钢七总队的战士们扛着成箱的子弹、成捆的手榴弹、抬着一箱箱炮弹,奔向63军那些弹药匮乏的阵地。
“发棉衣了!美军的厚棉衣!”
“快!这边!这边有重伤员!”
“子弹!好多子弹!还有手榴弹!”
“迫击炮!他们给我们迫击炮了!”
63军的阵地上,短暂的死寂被巨大的狂喜和激动打破。
压抑已久的哭喊声、欢呼声、哽咽声混杂在一起,汇成一股巨大的声浪,几乎要掀翻冰冷的山头。
一个双腿严重冻伤、几乎无法站立的老兵,颤抖着双手接过一件崭新的、散发着布料和棉花气息的美制棉衣。

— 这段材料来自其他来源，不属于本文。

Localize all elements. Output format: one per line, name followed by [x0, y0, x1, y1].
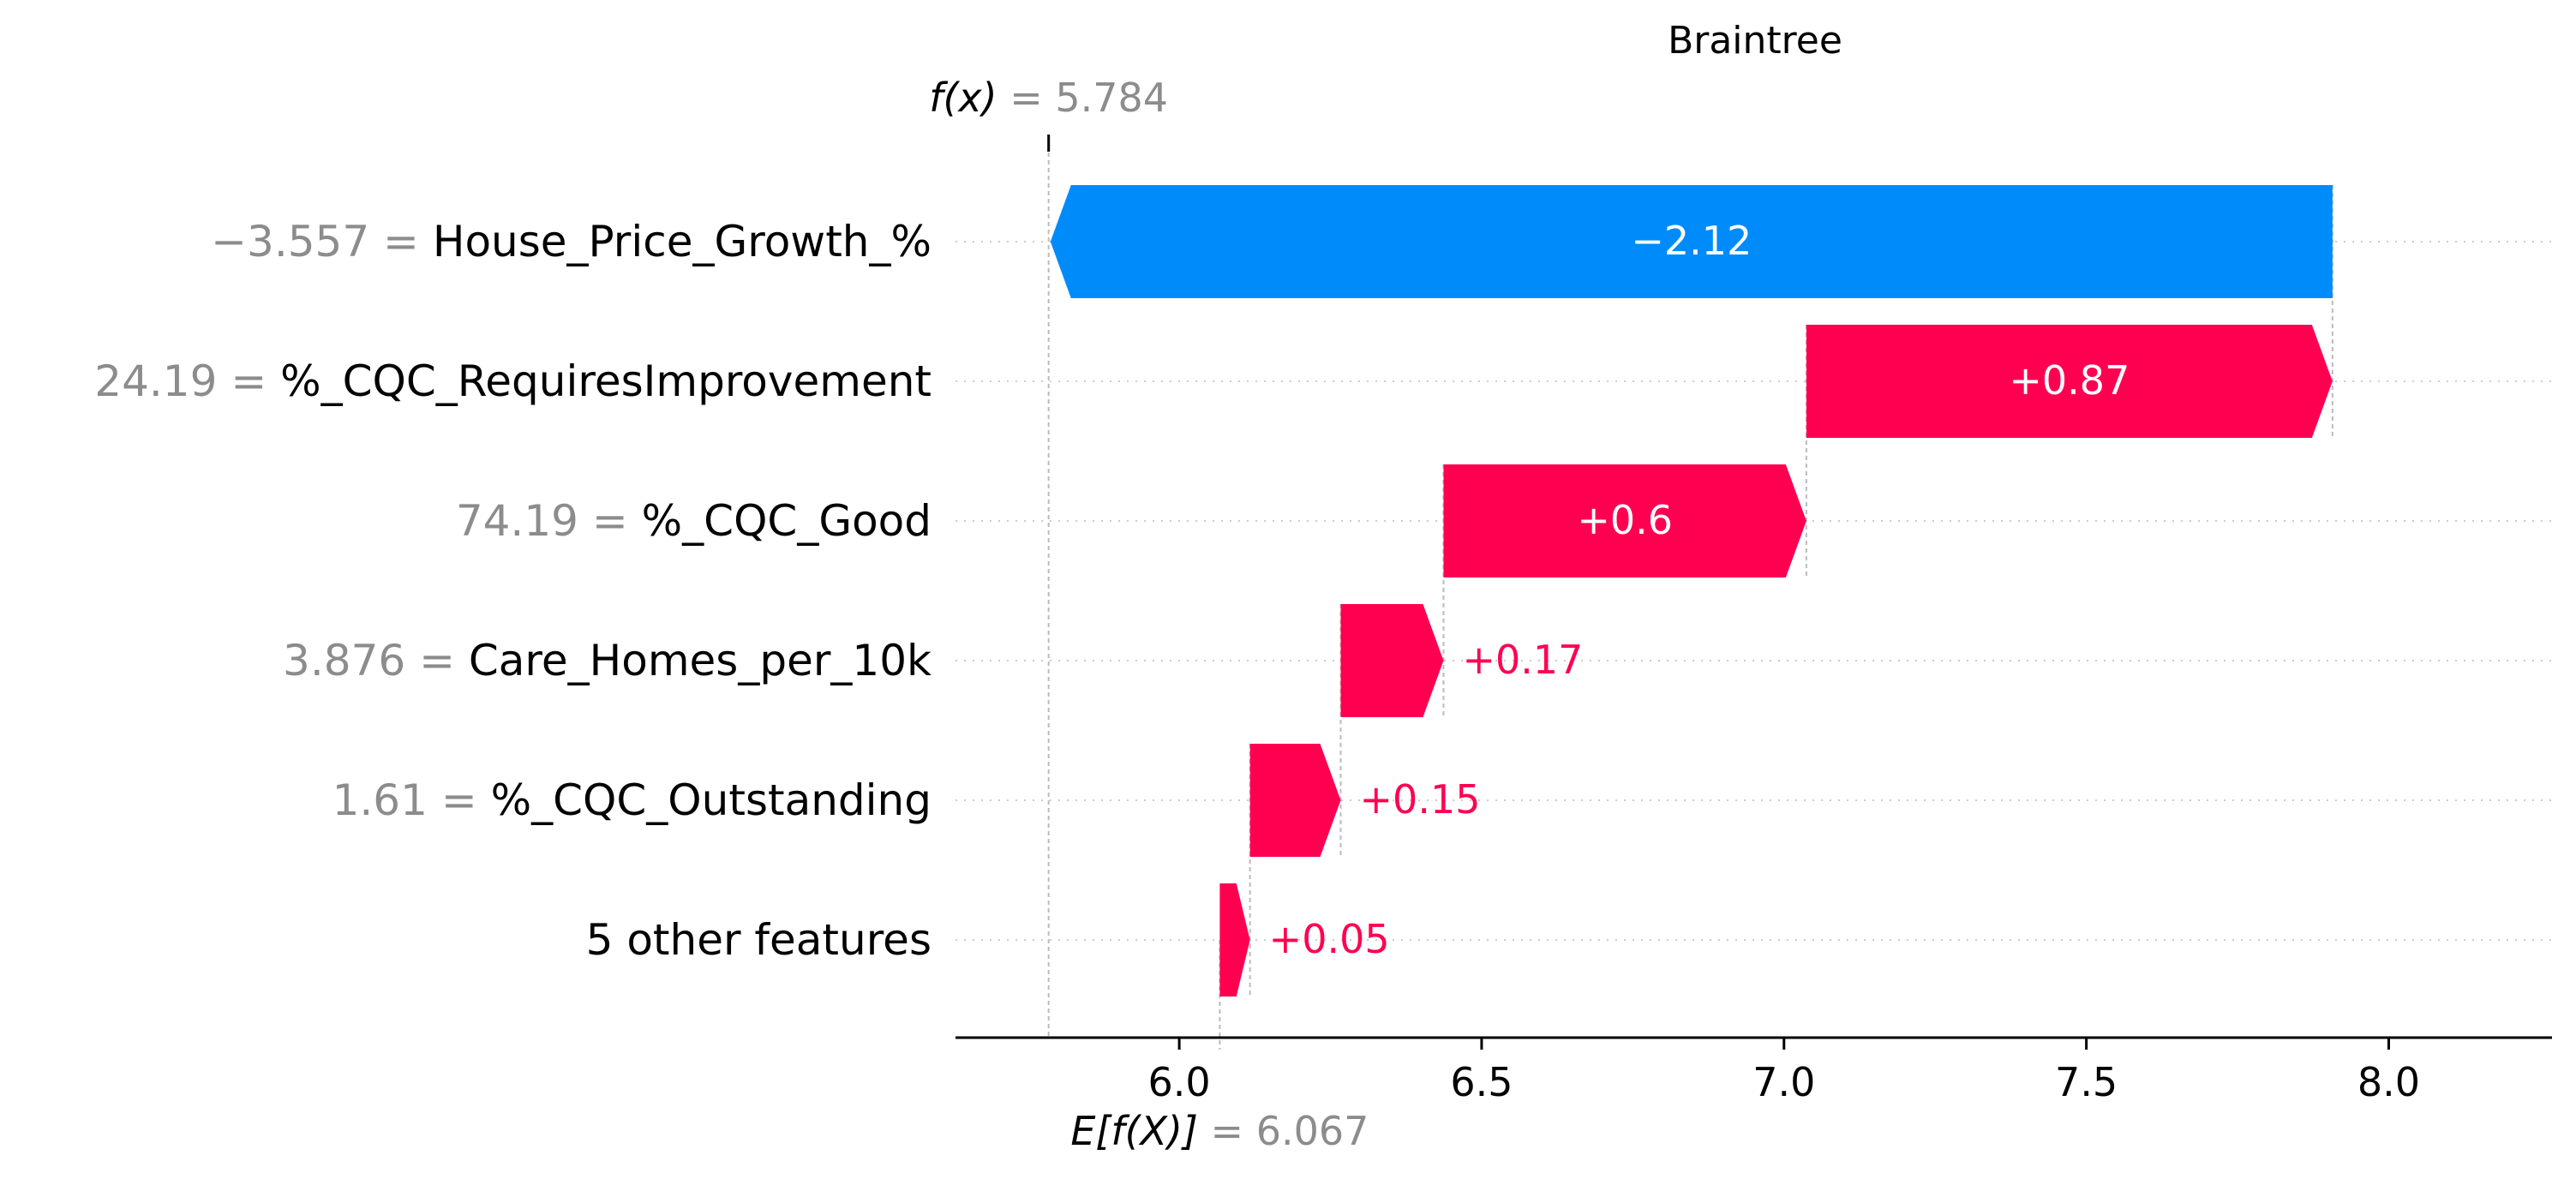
value-annotations: f(x) = 5.784 E[f(X)] = 6.067	[929, 75, 1369, 1154]
chart-title: Braintree	[1668, 19, 1842, 63]
feature-value: 1.61 =	[332, 775, 491, 825]
x-tick-label: 8.0	[2357, 1059, 2420, 1105]
x-tick-label: 6.0	[1148, 1059, 1211, 1105]
positive-bar	[1340, 604, 1444, 717]
feature-name: 5 other features	[586, 915, 932, 965]
feature-label: −3.557 = House_Price_Growth_%	[211, 217, 932, 266]
x-tick-label: 6.5	[1450, 1059, 1513, 1105]
bar-value-label: +0.87	[2009, 357, 2130, 404]
positive-bar	[1249, 744, 1341, 857]
bar-value-label: +0.15	[1360, 776, 1481, 823]
feature-label: 1.61 = %_CQC_Outstanding	[332, 775, 932, 825]
ex-label: E[f(X)]	[1070, 1108, 1198, 1154]
bar-value-label: +0.6	[1577, 497, 1673, 543]
feature-name: %_CQC_Good	[642, 496, 932, 546]
feature-labels: −3.557 = House_Price_Growth_% 24.19 = %_C…	[94, 217, 932, 965]
feature-name: Care_Homes_per_10k	[469, 636, 932, 685]
ex-value: = 6.067	[1198, 1108, 1369, 1154]
fx-value: = 5.784	[997, 75, 1168, 121]
x-tick-label: 7.5	[2055, 1059, 2118, 1105]
fx-label: f(x)	[929, 75, 997, 121]
feature-value: 3.876 =	[283, 636, 469, 685]
feature-value: 74.19 =	[456, 496, 642, 546]
feature-label: 3.876 = Care_Homes_per_10k	[283, 636, 932, 685]
feature-label: 74.19 = %_CQC_Good	[456, 496, 932, 546]
negative-bar	[1050, 185, 2333, 298]
feature-name: %_CQC_RequiresImprovement	[280, 356, 932, 406]
positive-bar	[1443, 464, 1806, 578]
feature-label: 5 other features	[586, 915, 932, 965]
fx-annotation: f(x) = 5.784	[929, 75, 1168, 121]
x-axis: 6.0 6.5 7.0 7.5 8.0	[956, 1036, 2552, 1105]
x-tick-label: 7.0	[1752, 1059, 1815, 1105]
positive-bar	[1806, 325, 2333, 438]
feature-value: 24.19 =	[94, 356, 280, 406]
feature-name: House_Price_Growth_%	[433, 217, 932, 266]
bar-value-label: −2.12	[1631, 218, 1752, 264]
bar-value-label: +0.05	[1269, 916, 1390, 962]
ex-annotation: E[f(X)] = 6.067	[1070, 1108, 1369, 1154]
feature-label: 24.19 = %_CQC_RequiresImprovement	[94, 356, 932, 406]
feature-value: −3.557 =	[211, 217, 433, 266]
positive-bar	[1219, 883, 1250, 996]
feature-name: %_CQC_Outstanding	[491, 775, 932, 825]
contribution-bars: −2.12 +0.87 +0.6 +0.17 +0.15 +0.05	[1050, 185, 2333, 996]
bar-value-label: +0.17	[1462, 637, 1583, 683]
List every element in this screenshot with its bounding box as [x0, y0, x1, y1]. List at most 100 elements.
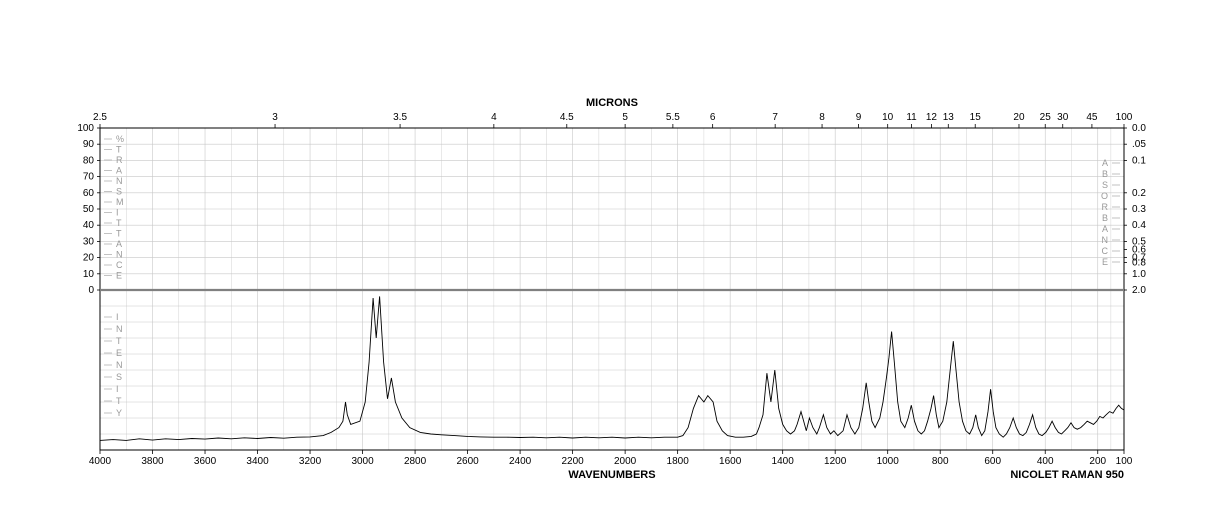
svg-text:0.3: 0.3 — [1132, 204, 1146, 215]
svg-text:30: 30 — [83, 236, 95, 247]
svg-text:0.4: 0.4 — [1132, 220, 1146, 231]
spectrum-chart: 2.533.544.555.56789101112131520253045100… — [0, 0, 1224, 528]
svg-text:1600: 1600 — [719, 456, 742, 467]
svg-text:2800: 2800 — [404, 456, 427, 467]
svg-text:6: 6 — [710, 112, 716, 123]
svg-text:20: 20 — [1013, 112, 1025, 123]
svg-text:R: R — [1102, 202, 1109, 212]
svg-text:S: S — [1102, 180, 1108, 190]
svg-text:9: 9 — [856, 112, 862, 123]
top-axis-title: MICRONS — [586, 97, 638, 109]
svg-text:3200: 3200 — [299, 456, 322, 467]
svg-text:3600: 3600 — [194, 456, 217, 467]
svg-text:3.5: 3.5 — [393, 112, 407, 123]
svg-text:N: N — [116, 360, 123, 370]
svg-text:C: C — [1102, 246, 1109, 256]
svg-text:1400: 1400 — [772, 456, 795, 467]
instrument-label: NICOLET RAMAN 950 — [1010, 469, 1124, 481]
svg-text:3: 3 — [272, 112, 278, 123]
svg-text:25: 25 — [1040, 112, 1052, 123]
svg-text:5: 5 — [622, 112, 628, 123]
svg-text:1200: 1200 — [824, 456, 847, 467]
svg-text:8: 8 — [819, 112, 825, 123]
svg-text:4000: 4000 — [89, 456, 112, 467]
svg-text:90: 90 — [83, 139, 95, 150]
svg-text:2600: 2600 — [456, 456, 479, 467]
svg-text:100: 100 — [77, 123, 94, 134]
svg-text:12: 12 — [926, 112, 938, 123]
svg-text:A: A — [1102, 224, 1108, 234]
svg-text:40: 40 — [83, 220, 95, 231]
svg-text:.05: .05 — [1132, 139, 1146, 150]
svg-text:100: 100 — [1116, 112, 1133, 123]
bottom-axis-title: WAVENUMBERS — [568, 469, 655, 481]
svg-text:45: 45 — [1086, 112, 1098, 123]
svg-text:3400: 3400 — [246, 456, 269, 467]
svg-text:N: N — [1102, 235, 1109, 245]
svg-text:3800: 3800 — [141, 456, 164, 467]
svg-text:0: 0 — [88, 285, 94, 296]
svg-text:E: E — [1102, 257, 1108, 267]
svg-text:N: N — [116, 324, 123, 334]
svg-text:T: T — [116, 218, 122, 228]
svg-text:4.5: 4.5 — [560, 112, 574, 123]
svg-text:2.0: 2.0 — [1132, 285, 1146, 296]
svg-text:0.2: 0.2 — [1132, 188, 1146, 199]
svg-text:2.5: 2.5 — [93, 112, 107, 123]
svg-text:Y: Y — [116, 408, 122, 418]
svg-text:E: E — [116, 348, 122, 358]
svg-text:A: A — [1102, 158, 1108, 168]
svg-text:O: O — [1101, 191, 1108, 201]
svg-text:%: % — [116, 134, 124, 144]
svg-text:I: I — [116, 384, 119, 394]
svg-text:A: A — [116, 239, 122, 249]
svg-text:M: M — [116, 197, 124, 207]
svg-text:4: 4 — [491, 112, 497, 123]
svg-text:N: N — [116, 250, 123, 260]
svg-text:B: B — [1102, 213, 1108, 223]
svg-text:100: 100 — [1116, 456, 1133, 467]
svg-text:13: 13 — [943, 112, 955, 123]
svg-text:400: 400 — [1037, 456, 1054, 467]
svg-text:T: T — [116, 396, 122, 406]
svg-text:T: T — [116, 336, 122, 346]
svg-text:2000: 2000 — [614, 456, 637, 467]
svg-text:0.0: 0.0 — [1132, 123, 1146, 134]
svg-text:S: S — [116, 372, 122, 382]
svg-text:30: 30 — [1057, 112, 1069, 123]
svg-text:1800: 1800 — [667, 456, 690, 467]
svg-text:1000: 1000 — [877, 456, 900, 467]
svg-text:E: E — [116, 271, 122, 281]
svg-text:T: T — [116, 229, 122, 239]
svg-text:80: 80 — [83, 155, 95, 166]
svg-text:5.5: 5.5 — [666, 112, 680, 123]
svg-text:B: B — [1102, 169, 1108, 179]
svg-text:S: S — [116, 187, 122, 197]
svg-text:0.1: 0.1 — [1132, 155, 1146, 166]
svg-text:0.8: 0.8 — [1132, 257, 1146, 268]
svg-text:N: N — [116, 176, 123, 186]
svg-text:2200: 2200 — [561, 456, 584, 467]
svg-text:10: 10 — [882, 112, 894, 123]
svg-text:2400: 2400 — [509, 456, 532, 467]
svg-text:T: T — [116, 145, 122, 155]
svg-text:10: 10 — [83, 269, 95, 280]
svg-text:11: 11 — [906, 112, 917, 123]
svg-text:60: 60 — [83, 188, 95, 199]
svg-text:I: I — [116, 208, 119, 218]
svg-text:I: I — [116, 312, 119, 322]
svg-text:R: R — [116, 155, 123, 165]
svg-text:200: 200 — [1089, 456, 1106, 467]
svg-text:A: A — [116, 166, 122, 176]
svg-text:C: C — [116, 260, 123, 270]
svg-text:70: 70 — [83, 172, 95, 183]
svg-text:7: 7 — [772, 112, 778, 123]
svg-text:800: 800 — [932, 456, 949, 467]
svg-text:50: 50 — [83, 204, 95, 215]
svg-text:15: 15 — [970, 112, 982, 123]
svg-text:600: 600 — [984, 456, 1001, 467]
svg-text:20: 20 — [83, 253, 95, 264]
chart-svg: 2.533.544.555.56789101112131520253045100… — [0, 0, 1224, 528]
svg-text:3000: 3000 — [351, 456, 374, 467]
svg-text:1.0: 1.0 — [1132, 269, 1146, 280]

他死死抱着棉衣,把脸埋进厚实的棉絮里,肩膀剧烈地耸动,嚎啕大哭。
一个饿得眼冒金星、脸颊深陷的小战士,捧着一盒油汪汪的美军罐头,用手抓着就往嘴里塞。
滚烫的油脂和食物糊了满脸。
他一边狼吞虎咽,一边眼泪鼻涕一起流,含糊不清地喊着:“肉……好久没吃肉了……”
最震撼的一幕发生在伍万里不远处。
一个角落里被判定难活的重伤员,在灌下温热的罐头汤,裹上棉衣,又被注射吗啡后,竟恢复了一丝生气。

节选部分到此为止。